Marcus gets a 4M-row CSV of transactions. Excel opens 1M and silently drops the rest. He needs all of it cleaned and pivoted.
import pandas as pd
sample = pd.read_csv("transactions.csv", nrows=1000)
sample.info() # columns + dtypes
sample.head()
df = pd.read_csv("transactions.csv",
usecols=["date", "store_id", "sku", "qty", "revenue"],
dtype={"store_id": "category", "sku": "category"},
parse_dates=["date"])
print(df.shape) # (4_000_000, 5)
print(df.memory_usage(deep=True).sum() / 1e6, "MB")

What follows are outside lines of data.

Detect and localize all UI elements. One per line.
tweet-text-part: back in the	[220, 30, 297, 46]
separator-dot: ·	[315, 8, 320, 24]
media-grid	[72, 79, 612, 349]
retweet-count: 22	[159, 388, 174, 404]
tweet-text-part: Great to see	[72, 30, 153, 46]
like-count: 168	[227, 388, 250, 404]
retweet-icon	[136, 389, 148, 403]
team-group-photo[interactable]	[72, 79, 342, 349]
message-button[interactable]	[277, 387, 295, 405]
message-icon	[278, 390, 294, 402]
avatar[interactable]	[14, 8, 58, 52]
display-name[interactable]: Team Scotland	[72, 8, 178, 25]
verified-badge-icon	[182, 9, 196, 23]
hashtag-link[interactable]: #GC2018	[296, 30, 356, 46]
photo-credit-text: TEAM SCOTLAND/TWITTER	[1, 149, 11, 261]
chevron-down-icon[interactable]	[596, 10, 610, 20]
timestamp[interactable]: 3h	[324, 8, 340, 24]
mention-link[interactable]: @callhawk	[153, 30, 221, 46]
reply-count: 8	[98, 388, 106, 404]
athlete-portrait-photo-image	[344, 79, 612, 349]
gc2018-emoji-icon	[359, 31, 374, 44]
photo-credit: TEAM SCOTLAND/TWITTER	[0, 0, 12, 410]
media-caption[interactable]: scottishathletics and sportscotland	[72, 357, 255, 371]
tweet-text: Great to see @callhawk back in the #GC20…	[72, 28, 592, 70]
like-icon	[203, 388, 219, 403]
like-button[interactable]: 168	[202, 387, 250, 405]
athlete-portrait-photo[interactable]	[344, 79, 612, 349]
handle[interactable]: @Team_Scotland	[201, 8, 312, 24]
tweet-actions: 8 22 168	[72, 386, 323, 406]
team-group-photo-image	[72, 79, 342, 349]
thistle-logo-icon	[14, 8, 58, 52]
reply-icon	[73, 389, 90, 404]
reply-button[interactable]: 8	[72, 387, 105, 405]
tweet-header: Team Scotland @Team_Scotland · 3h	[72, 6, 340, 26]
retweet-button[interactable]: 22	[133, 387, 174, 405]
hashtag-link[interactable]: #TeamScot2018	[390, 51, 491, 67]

usecols drops unused columns at load time. dtype="category" on repeating strings cuts memory by ~90%.
# Last 90 days only
recent = df[df["date"] >= df["date"].max() - pd.Timedelta(days=90)]
print(len(recent)) # ~1M
by_store_sku = (recent.groupby(["store_id", "sku"], observed=True)
.agg(units=("qty", "sum"),
revenue=("revenue", "sum"))
.reset_index()
.sort_values("revenue", ascending=False))
by_store_sku.head(20).to_excel("top_skus_per_store.xlsx", index=False)
aggregates = []
for chunk in pd.read_csv("transactions.csv", chunksize=500_000, parse_dates=["date"]):
chunk = chunk[chunk["date"] >= "2026-01-01"]
aggregates.append(chunk.groupby("store_id")["revenue"].sum())
total = pd.concat(aggregates).groupby(level=0).sum()
print(total)
usecols + dtype="category" makes huge files manageable.chunksize lets you stream files bigger than RAM.Find a CSV bigger than 100k rows in your work. Load it with usecols and dtype. Print memory savings.